By guessing at the uncertainty in a model the AI has already learned, it can tell us approximately how wide the margin for error is. The AI uses evidence to back up its estimate. This evidence includes any uncertainty that is either lurking in the data just analyzed by the neural network or its self-awareness of how confident it is in its own decision. Amini and his team tested the deep evidential regression method by training the AI to estimate the depth of each pixel in an image. Depth perception could mean life or death in a surgery that needs to remove a tumor that may be located deep inside the body and difficult to see otherwise.

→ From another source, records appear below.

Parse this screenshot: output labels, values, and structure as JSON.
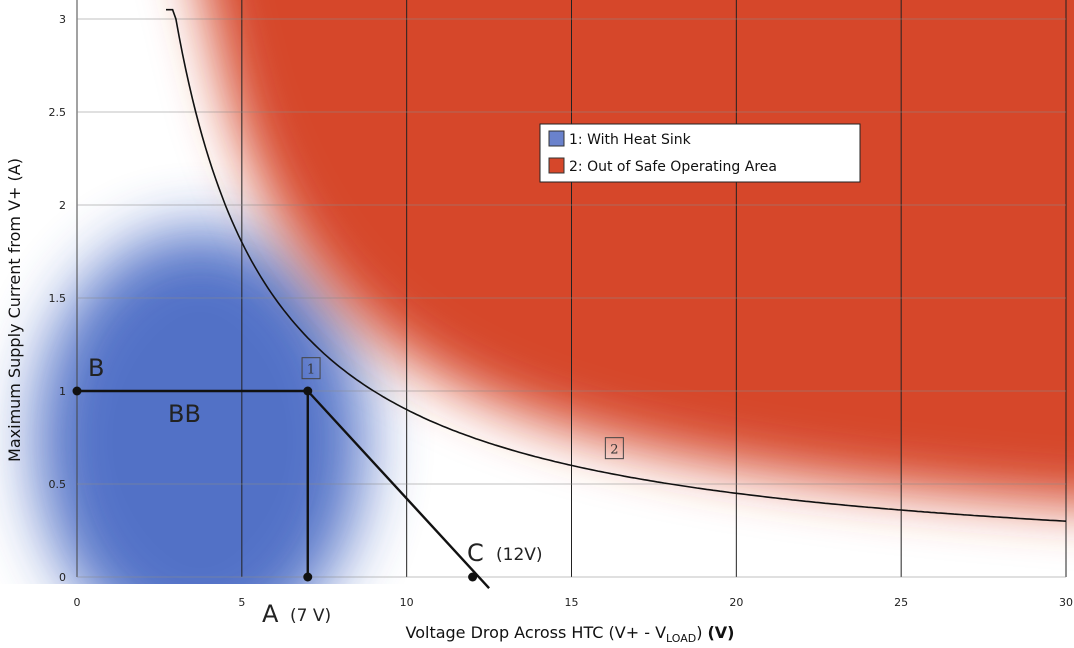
{
  "chart_data": {
    "type": "area",
    "xlabel_main": "Voltage Drop Across HTC (V+ - V",
    "xlabel_sub": "LOAD",
    "xlabel_end": ")",
    "xlabel_unit": "(V)",
    "ylabel": "Maximum Supply Current from V+ (A)",
    "xlim": [
      0,
      30
    ],
    "ylim": [
      0,
      3
    ],
    "x_ticks": [
      "0",
      "5",
      "10",
      "15",
      "20",
      "25",
      "30"
    ],
    "y_ticks": [
      "0",
      "0.5",
      "1",
      "1.5",
      "2",
      "2.5",
      "3"
    ],
    "grid": true,
    "legend_position": "top-center",
    "series": [
      {
        "name": "1:  With Heat Sink",
        "color": "#4a6bc4"
      },
      {
        "name": "2:  Out of Safe Operating Area",
        "color": "#d6472a"
      }
    ],
    "boundary_curve": {
      "note_power": 9,
      "x": [
        2.7,
        3,
        4,
        5,
        6,
        7,
        8,
        10,
        12,
        15,
        20,
        25,
        30
      ],
      "y": [
        3.0,
        3.0,
        2.25,
        1.8,
        1.5,
        1.286,
        1.125,
        0.9,
        0.75,
        0.6,
        0.45,
        0.36,
        0.3
      ]
    },
    "lines": [
      {
        "from": [
          0,
          1
        ],
        "to": [
          7,
          1
        ]
      },
      {
        "from": [
          7,
          1
        ],
        "to": [
          7,
          0
        ]
      },
      {
        "from": [
          7,
          1
        ],
        "to": [
          12.5,
          -0.06
        ]
      }
    ],
    "points": [
      {
        "name": "A",
        "x": 7,
        "y": 0,
        "label": "A",
        "sub": "(7 V)"
      },
      {
        "name": "B",
        "x": 0,
        "y": 1,
        "label": "B",
        "sub": ""
      },
      {
        "name": "C",
        "x": 12,
        "y": 0,
        "label": "C",
        "sub": "(12V)"
      },
      {
        "name": "corner",
        "x": 7,
        "y": 1
      }
    ],
    "annotations": [
      {
        "text": "BB"
      },
      {
        "text": "1",
        "boxed": true,
        "x": 7.1,
        "y": 1.12
      },
      {
        "text": "2",
        "boxed": true,
        "x": 16.3,
        "y": 0.69
      }
    ]
  }
}
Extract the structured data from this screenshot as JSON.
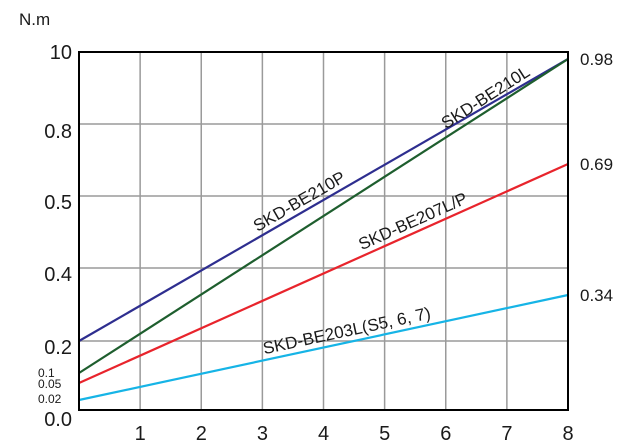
{
  "chart_data": {
    "type": "line",
    "title": "",
    "unit_label": "N.m",
    "xlabel": "",
    "ylabel": "",
    "x_ticks": [
      "1",
      "2",
      "3",
      "4",
      "5",
      "6",
      "7",
      "8"
    ],
    "xlim": [
      0,
      8
    ],
    "y_axis_scale": "nonlinear (printed tick labels at equally spaced gridlines)",
    "y_ticks_left": [
      "10",
      "0.8",
      "0.5",
      "0.4",
      "0.2",
      "0.0"
    ],
    "y_ticks_left_small": [
      "0.1",
      "0.05",
      "0.02"
    ],
    "y_ticks_right": [
      "0.98",
      "0.69",
      "0.34"
    ],
    "grid": true,
    "series": [
      {
        "name": "SKD-BE210P",
        "color": "#2e2e8f",
        "x": [
          0,
          8
        ],
        "y": [
          0.2,
          0.98
        ]
      },
      {
        "name": "SKD-BE210L",
        "color": "#1e5e2e",
        "x": [
          0,
          8
        ],
        "y": [
          0.1,
          0.98
        ]
      },
      {
        "name": "SKD-BE207L/P",
        "color": "#e8242c",
        "x": [
          0,
          8
        ],
        "y": [
          0.05,
          0.69
        ]
      },
      {
        "name": "SKD-BE203L(S5, 6, 7)",
        "color": "#16b4e6",
        "x": [
          0,
          8
        ],
        "y": [
          0.02,
          0.34
        ]
      }
    ]
  }
}
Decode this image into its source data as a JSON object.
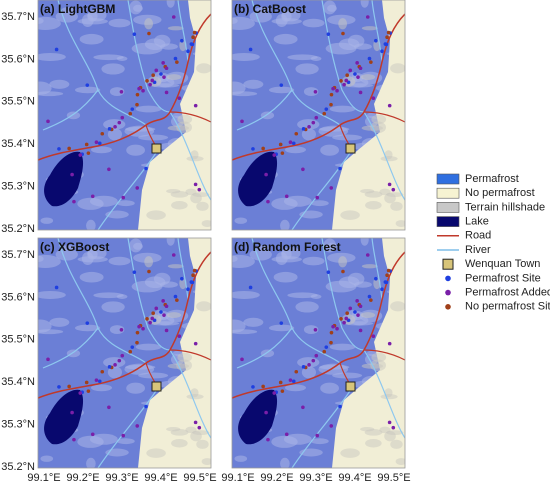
{
  "panels": [
    {
      "title": "(a) LightGBM"
    },
    {
      "title": "(b) CatBoost"
    },
    {
      "title": "(c) XGBoost"
    },
    {
      "title": "(d) Random Forest"
    }
  ],
  "axes": {
    "lat_labels": [
      "35.7°N",
      "35.6°N",
      "35.5°N",
      "35.4°N",
      "35.3°N",
      "35.2°N"
    ],
    "lon_labels": [
      "99.1°E",
      "99.2°E",
      "99.3°E",
      "99.4°E",
      "99.5°E"
    ]
  },
  "legend": [
    {
      "label": "Permafrost"
    },
    {
      "label": "No permafrost"
    },
    {
      "label": "Terrain hillshade"
    },
    {
      "label": "Lake"
    },
    {
      "label": "Road"
    },
    {
      "label": "River"
    },
    {
      "label": "Wenquan Town"
    },
    {
      "label": "Permafrost Site"
    },
    {
      "label": "Permafrost Added"
    },
    {
      "label": "No permafrost Site"
    }
  ]
}
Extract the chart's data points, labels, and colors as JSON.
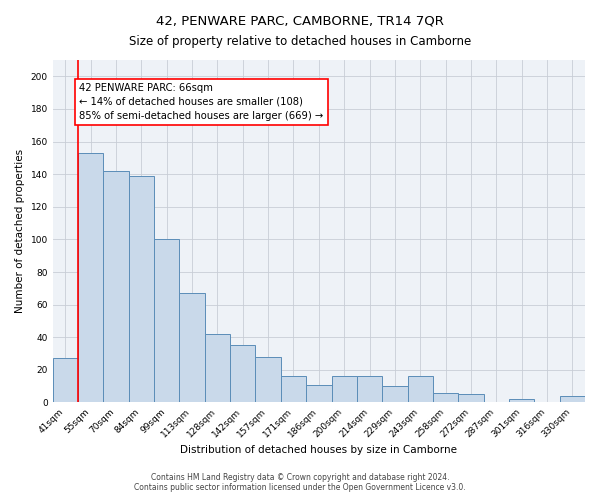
{
  "title": "42, PENWARE PARC, CAMBORNE, TR14 7QR",
  "subtitle": "Size of property relative to detached houses in Camborne",
  "xlabel": "Distribution of detached houses by size in Camborne",
  "ylabel": "Number of detached properties",
  "bar_labels": [
    "41sqm",
    "55sqm",
    "70sqm",
    "84sqm",
    "99sqm",
    "113sqm",
    "128sqm",
    "142sqm",
    "157sqm",
    "171sqm",
    "186sqm",
    "200sqm",
    "214sqm",
    "229sqm",
    "243sqm",
    "258sqm",
    "272sqm",
    "287sqm",
    "301sqm",
    "316sqm",
    "330sqm"
  ],
  "bar_values": [
    27,
    153,
    142,
    139,
    100,
    67,
    42,
    35,
    28,
    16,
    11,
    16,
    16,
    10,
    16,
    6,
    5,
    0,
    2,
    0,
    4
  ],
  "bar_color": "#c9d9ea",
  "bar_edgecolor": "#5b8db8",
  "ylim": [
    0,
    210
  ],
  "yticks": [
    0,
    20,
    40,
    60,
    80,
    100,
    120,
    140,
    160,
    180,
    200
  ],
  "annotation_line1": "42 PENWARE PARC: 66sqm",
  "annotation_line2": "← 14% of detached houses are smaller (108)",
  "annotation_line3": "85% of semi-detached houses are larger (669) →",
  "redline_x": 0.5,
  "footnote1": "Contains HM Land Registry data © Crown copyright and database right 2024.",
  "footnote2": "Contains public sector information licensed under the Open Government Licence v3.0.",
  "background_color": "#ffffff",
  "plot_background": "#eef2f7",
  "grid_color": "#c8cdd6",
  "title_fontsize": 9.5,
  "subtitle_fontsize": 8.5,
  "tick_fontsize": 6.5,
  "axis_label_fontsize": 7.5,
  "annotation_fontsize": 7.2,
  "footnote_fontsize": 5.5
}
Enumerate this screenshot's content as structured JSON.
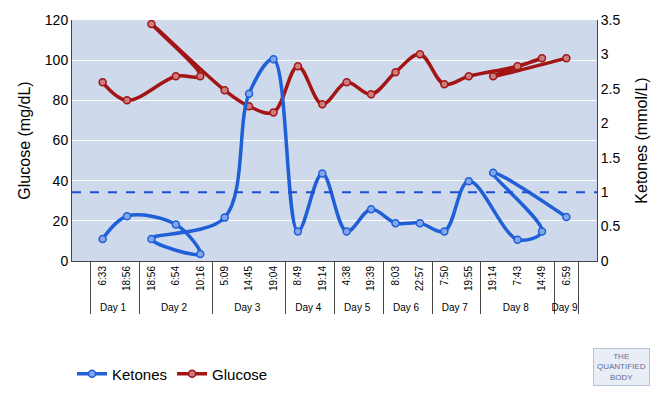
{
  "chart_data": {
    "type": "line",
    "y_label": "Glucose (mg/dL)",
    "y2_label": "Ketones (mmol/L)",
    "categories": [
      "6:33",
      "18:56",
      "6:54",
      "10:16",
      "18:56",
      "5:09",
      "14:45",
      "19:04",
      "8:49",
      "19:14",
      "4:38",
      "19:39",
      "8:03",
      "22:57",
      "7:50",
      "19:55",
      "7:43",
      "14:49",
      "19:14",
      "6:59"
    ],
    "days": [
      "Day 1",
      "Day 1",
      "Day 2",
      "Day 2",
      "Day 2",
      "Day 3",
      "Day 3",
      "Day 3",
      "Day 4",
      "Day 4",
      "Day 5",
      "Day 5",
      "Day 6",
      "Day 6",
      "Day 7",
      "Day 7",
      "Day 8",
      "Day 8",
      "Day 8",
      "Day 9"
    ],
    "series": [
      {
        "name": "Ketones",
        "color": "#1f5fd8",
        "axis": "y2",
        "marker": "circle",
        "values": [
          0.32,
          0.65,
          0.53,
          0.1,
          0.32,
          0.63,
          2.43,
          2.93,
          0.43,
          1.27,
          0.43,
          0.75,
          0.55,
          0.55,
          0.43,
          1.16,
          0.31,
          0.43,
          1.28,
          0.64
        ]
      },
      {
        "name": "Glucose",
        "color": "#a31515",
        "marker": "circle",
        "values": [
          89,
          80,
          92,
          92,
          118,
          85,
          77,
          74,
          97,
          78,
          89,
          83,
          94,
          103,
          88,
          92,
          97,
          101,
          92,
          101
        ]
      }
    ],
    "ylim": [
      0,
      120
    ],
    "yticks": [
      0,
      20,
      40,
      60,
      80,
      100,
      120
    ],
    "y2lim": [
      0,
      3.5
    ],
    "y2ticks": [
      0,
      0.5,
      1,
      1.5,
      2,
      2.5,
      3,
      3.5
    ],
    "reference_line": {
      "axis": "y2",
      "value": 1,
      "color": "#1f4fd0",
      "line_style": "dash"
    },
    "grid": true,
    "legend": "bottom left",
    "watermark": "THE QUANTIFIED BODY"
  }
}
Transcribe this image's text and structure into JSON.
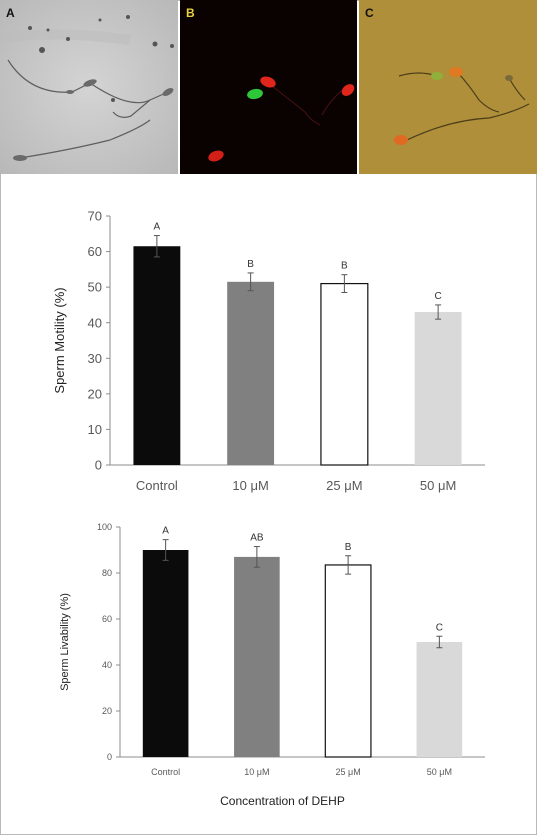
{
  "panels": [
    {
      "label": "A",
      "label_color": "#111111"
    },
    {
      "label": "B",
      "label_color": "#e8d33a"
    },
    {
      "label": "C",
      "label_color": "#111111"
    }
  ],
  "colors": {
    "control": "#0b0b0b",
    "dose10": "#808080",
    "dose25": "#ffffff",
    "dose50": "#d9d9d9",
    "axis": "#8c8c8c",
    "text": "#595959"
  },
  "chart_data": [
    {
      "type": "bar",
      "categories": [
        "Control",
        "10 μM",
        "25 μM",
        "50 μM"
      ],
      "values": [
        61.5,
        51.5,
        51,
        43
      ],
      "errors": [
        3,
        2.5,
        2.5,
        2
      ],
      "letters": [
        "A",
        "B",
        "B",
        "C"
      ],
      "ylabel": "Sperm Motility (%)",
      "xlabel": "",
      "ylim": [
        0,
        70
      ],
      "yticks": [
        "0",
        "10",
        "20",
        "30",
        "40",
        "50",
        "60",
        "70"
      ],
      "grid": false
    },
    {
      "type": "bar",
      "categories": [
        "Control",
        "10 μM",
        "25 μM",
        "50 μM"
      ],
      "values": [
        90,
        87,
        83.5,
        50
      ],
      "errors": [
        4.5,
        4.5,
        4,
        2.5
      ],
      "letters": [
        "A",
        "AB",
        "B",
        "C"
      ],
      "ylabel": "Sperm Livability (%)",
      "xlabel": "Concentration of DEHP",
      "ylim": [
        0,
        100
      ],
      "yticks": [
        "0",
        "20",
        "40",
        "60",
        "80",
        "100"
      ],
      "grid": false
    }
  ]
}
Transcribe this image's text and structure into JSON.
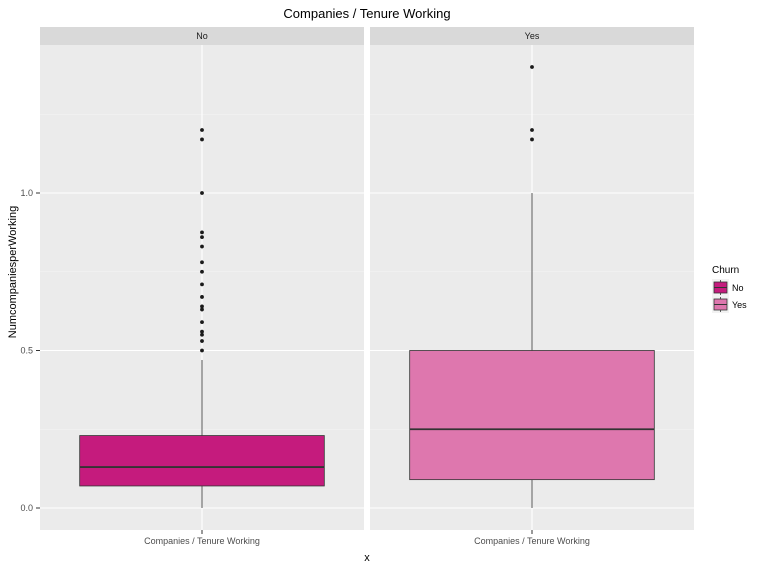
{
  "chart_data": {
    "type": "boxplot",
    "title": "Companies / Tenure Working",
    "xlabel": "x",
    "ylabel": "NumcompaniesperWorking",
    "ylim": [
      -0.07,
      1.57
    ],
    "y_ticks": [
      "0.0",
      "0.5",
      "1.0"
    ],
    "y_tick_values": [
      0,
      0.5,
      1.0
    ],
    "facet_label_colour": "#d9d9d9",
    "panel_bg": "#ebebeb",
    "legend": {
      "title": "Churn",
      "position": "right",
      "entries": [
        "No",
        "Yes"
      ]
    },
    "facets": [
      {
        "strip": "No",
        "category": "Companies / Tenure Working",
        "fill": "#c51b7d",
        "whisker_low": 0,
        "q1": 0.07,
        "median": 0.13,
        "q3": 0.23,
        "whisker_high": 0.47,
        "outliers": [
          0.5,
          0.53,
          0.55,
          0.56,
          0.59,
          0.63,
          0.64,
          0.67,
          0.71,
          0.75,
          0.78,
          0.83,
          0.86,
          0.875,
          1.0,
          1.17,
          1.2
        ]
      },
      {
        "strip": "Yes",
        "category": "Companies / Tenure Working",
        "fill": "#de77ae",
        "whisker_low": 0,
        "q1": 0.09,
        "median": 0.25,
        "q3": 0.5,
        "whisker_high": 1.0,
        "outliers": [
          1.17,
          1.2,
          1.4
        ]
      }
    ]
  }
}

The AI was mostly accurate, but it did mess up once it was fed images that were more difficult to remember. At least there was one thing it was consistent about: When faced with images that gave it difficulty, it would inform the team about its uncertainty without fail. Its determined margin for error can at least teach researchers how to improve that model. Its ability to recognize pictures that had been Photoshopped also opens up the possibility for recognizing deepfakes. Humans just need to be aware that this robot brain is still fallible, and we can’t trust it any more than it can trust itself.
“We believe further investigation is warranted to discover alternative ways to remove non-misleading evidence,” Amini said.
Meaning, AI that can think using deep evidential regression is pretty reliable so long as the outcome of a wrong answer wouldn’t be lethal.